Août 2008. La famille Delisle débarque en Israël pour douze mois, Nadège, l'épouse de l'auteur, étant en mission pour Médecins sans frontières. Première expérience : un Russe rescapé des camps qui joue avec la fille de Delisle dans l'avion. Les Québécois logent dans un appartement d'expatriés dans Beit Hanina, un quartier palestinien de Jérusalem-Est annexé suite à la guerre des Six Jours, situé en Israël selon les Israéliens ou en Cisjordanie selon la communauté internationale. Un quartier aux routes en mauvais état et dont les ordures sont trop peu souvent ramassées. Delisle, seul la plupart de temps, parfois avec ses enfants, plus rarement avec son épouse, part à la découverte de son environnement, du pays, des lieux saints. Entre quelques déplacements professionnels, le Québécois assiste ainsi à une "mini-intifada", se plonge dans l'enfer des bouchons hiérosolymitains, se plie à des mesures omniprésentes de sécurité, observe des fêtes de mariage sans femmes côté palestinien, découvre les Samaritains, les meurs des juifs orthodoxes et les rapports compliqués de certains d'entre eux avec le sionisme, visite Hébron... Et puis, c'est la guerre de Gaza 2008-2009, qui dure trois semaines. Trois semaines d'opération "Plomb durci" et de bombardements intensifs, lors desquelles les Palestiniens paient cher les roquettes tirées sur la ville de Sdérot. Arrive la fête de Pourim, où les juifs orthodoxes se saoulent jusqu'à être incapables de discerner les notions de bien et de mal. Enfin, Delisle organise, participe ou est invité à des conférences ou des ateliers sur la bande dessinée, une expérience très contrastée...
Sacré défi pour l'auteur de s'attaquer à une région, une ville et un pays aussi compliqués. Delisle découpe les souvenirs de son séjour en Israël en une multitude de sketches relativement courts pour la plupart d'entre eux, et qui portent systématiquement sur un sujet bien précis (un quartier, une ville, un monument, un personnage ou une rencontre, un événement, une fête, etc.). Derrière l'apparente banalité des propos de ce père au foyer (malgré ses quelques excursions en dehors d'Israël lors de ces douze mois) émerge une volonté de l'auteur, à l'opposé des analyses politiques sérieuses, de décortiquer la complexité de ce qu'il vit et de ce dont il est témoin, sans fausse modestie. Le ton est résolument humoristique, sans jamais verser dans la caricature gratuite. Évidemment, les sentiments de Delisle évoluent rapidement en faveur des Palestiniens et il charge lourdement les colons israéliens. Ce manque prévisible de neutralité ne l'empêche pas de conserver un minimum d'esprit critique, comme en témoignent les ateliers de bande dessinée auxquels il est tour à tour invité ou organisateur, et qui laissent entrevoir l'incroyable désert culturel entretenu par une religion rigoriste et omniprésente. L'ensemble reste néanmoins très lisse, un effet accentué par le style graphique presque minimaliste (simple, dépouillé et clair). Delisle utilise la bichromie pour ses planches, et la quadrichromie pour ses cartes.

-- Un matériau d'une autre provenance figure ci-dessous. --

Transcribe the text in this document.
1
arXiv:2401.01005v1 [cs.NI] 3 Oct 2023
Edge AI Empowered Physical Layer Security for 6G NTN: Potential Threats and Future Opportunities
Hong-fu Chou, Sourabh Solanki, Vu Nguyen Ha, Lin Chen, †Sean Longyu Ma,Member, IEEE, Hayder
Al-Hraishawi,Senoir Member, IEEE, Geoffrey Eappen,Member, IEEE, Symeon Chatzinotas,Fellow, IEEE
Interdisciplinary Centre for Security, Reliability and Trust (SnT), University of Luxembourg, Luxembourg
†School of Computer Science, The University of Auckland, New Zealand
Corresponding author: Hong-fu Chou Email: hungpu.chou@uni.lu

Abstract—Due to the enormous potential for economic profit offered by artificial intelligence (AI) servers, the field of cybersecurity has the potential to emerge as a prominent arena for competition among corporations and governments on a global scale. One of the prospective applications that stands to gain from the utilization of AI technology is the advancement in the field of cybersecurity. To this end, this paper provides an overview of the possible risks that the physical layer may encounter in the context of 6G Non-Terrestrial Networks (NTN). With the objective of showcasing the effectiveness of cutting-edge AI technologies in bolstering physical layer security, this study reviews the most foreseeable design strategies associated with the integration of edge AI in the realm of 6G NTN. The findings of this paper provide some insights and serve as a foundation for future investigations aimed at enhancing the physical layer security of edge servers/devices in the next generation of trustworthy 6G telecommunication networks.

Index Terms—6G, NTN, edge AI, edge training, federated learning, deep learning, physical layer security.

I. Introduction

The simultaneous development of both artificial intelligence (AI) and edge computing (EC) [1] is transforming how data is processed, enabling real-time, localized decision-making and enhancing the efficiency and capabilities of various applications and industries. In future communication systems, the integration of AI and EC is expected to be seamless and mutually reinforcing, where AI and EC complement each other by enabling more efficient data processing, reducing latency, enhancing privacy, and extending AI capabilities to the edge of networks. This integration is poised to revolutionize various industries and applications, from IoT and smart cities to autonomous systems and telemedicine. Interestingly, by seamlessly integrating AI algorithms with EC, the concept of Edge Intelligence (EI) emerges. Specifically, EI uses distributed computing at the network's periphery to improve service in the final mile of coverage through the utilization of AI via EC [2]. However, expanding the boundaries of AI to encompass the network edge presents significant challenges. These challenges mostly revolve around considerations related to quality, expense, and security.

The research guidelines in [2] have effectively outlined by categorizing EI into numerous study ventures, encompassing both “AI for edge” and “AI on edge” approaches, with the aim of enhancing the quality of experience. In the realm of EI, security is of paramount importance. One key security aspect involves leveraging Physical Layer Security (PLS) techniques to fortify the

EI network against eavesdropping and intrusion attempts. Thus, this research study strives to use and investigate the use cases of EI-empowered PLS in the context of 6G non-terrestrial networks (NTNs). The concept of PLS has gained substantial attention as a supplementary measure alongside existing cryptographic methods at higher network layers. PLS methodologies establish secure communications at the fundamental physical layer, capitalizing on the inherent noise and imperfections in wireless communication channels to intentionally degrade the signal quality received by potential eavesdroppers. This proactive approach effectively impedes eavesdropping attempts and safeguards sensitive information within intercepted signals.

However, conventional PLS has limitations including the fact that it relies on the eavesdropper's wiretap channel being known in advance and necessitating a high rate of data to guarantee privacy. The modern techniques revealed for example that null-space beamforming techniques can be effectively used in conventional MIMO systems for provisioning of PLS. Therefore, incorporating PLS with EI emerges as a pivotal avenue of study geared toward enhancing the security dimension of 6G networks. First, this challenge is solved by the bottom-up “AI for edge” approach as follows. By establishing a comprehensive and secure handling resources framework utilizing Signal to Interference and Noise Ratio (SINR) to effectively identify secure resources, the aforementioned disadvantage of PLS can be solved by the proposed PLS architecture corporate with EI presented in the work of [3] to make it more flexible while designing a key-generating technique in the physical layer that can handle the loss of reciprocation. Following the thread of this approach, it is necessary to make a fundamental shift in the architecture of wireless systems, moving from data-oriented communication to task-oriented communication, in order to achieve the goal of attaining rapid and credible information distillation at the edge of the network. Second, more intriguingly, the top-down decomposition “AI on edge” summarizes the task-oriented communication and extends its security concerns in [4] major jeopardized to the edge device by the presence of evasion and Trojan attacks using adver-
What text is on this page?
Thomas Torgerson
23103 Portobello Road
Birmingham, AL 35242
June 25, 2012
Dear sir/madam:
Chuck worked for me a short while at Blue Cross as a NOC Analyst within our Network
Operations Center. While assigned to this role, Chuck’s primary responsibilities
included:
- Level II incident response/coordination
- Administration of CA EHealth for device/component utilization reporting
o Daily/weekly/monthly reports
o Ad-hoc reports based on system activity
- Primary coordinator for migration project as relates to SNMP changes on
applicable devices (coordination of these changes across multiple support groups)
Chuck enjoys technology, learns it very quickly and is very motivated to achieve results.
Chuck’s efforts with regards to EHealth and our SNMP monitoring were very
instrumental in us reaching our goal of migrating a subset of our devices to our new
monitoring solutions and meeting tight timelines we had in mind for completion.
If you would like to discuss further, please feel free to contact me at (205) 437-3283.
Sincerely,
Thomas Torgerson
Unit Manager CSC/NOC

Malgré la simplicité du trait et du propos, l'œuvre alimente la réflexion plusieurs jours après la lecture. "Chroniques de Jérusalem" a valu à Delisle le Fauve d'or 2012, c'est-à-dire le prix du meilleur album, décerné par le jury du Festival d'Angoulême.
Mon verdict : ★★★☆☆
Merci à Pedro.
Barbuz
Je garde un bon souvenir de Pyong Yang et de Shenzhen, mais je n'ai pas poursuivi la carrière. Par contre, après lecture de ton commentaire, j'ai noté la référence de Chroniques de Jérusalem comme cadeau potentiel à des membres de ma famille.
RépondreSupprimerJe dois dire que cet album ne m'a pas entièrement convaincu.
SupprimerAurais-tu écrit des billets sur "Pyong Yang" et "Shenzhen", par hasard ?
Non, je n'en ai pas écrit, c'était avant que je ne me mette à rédiger des commentaires.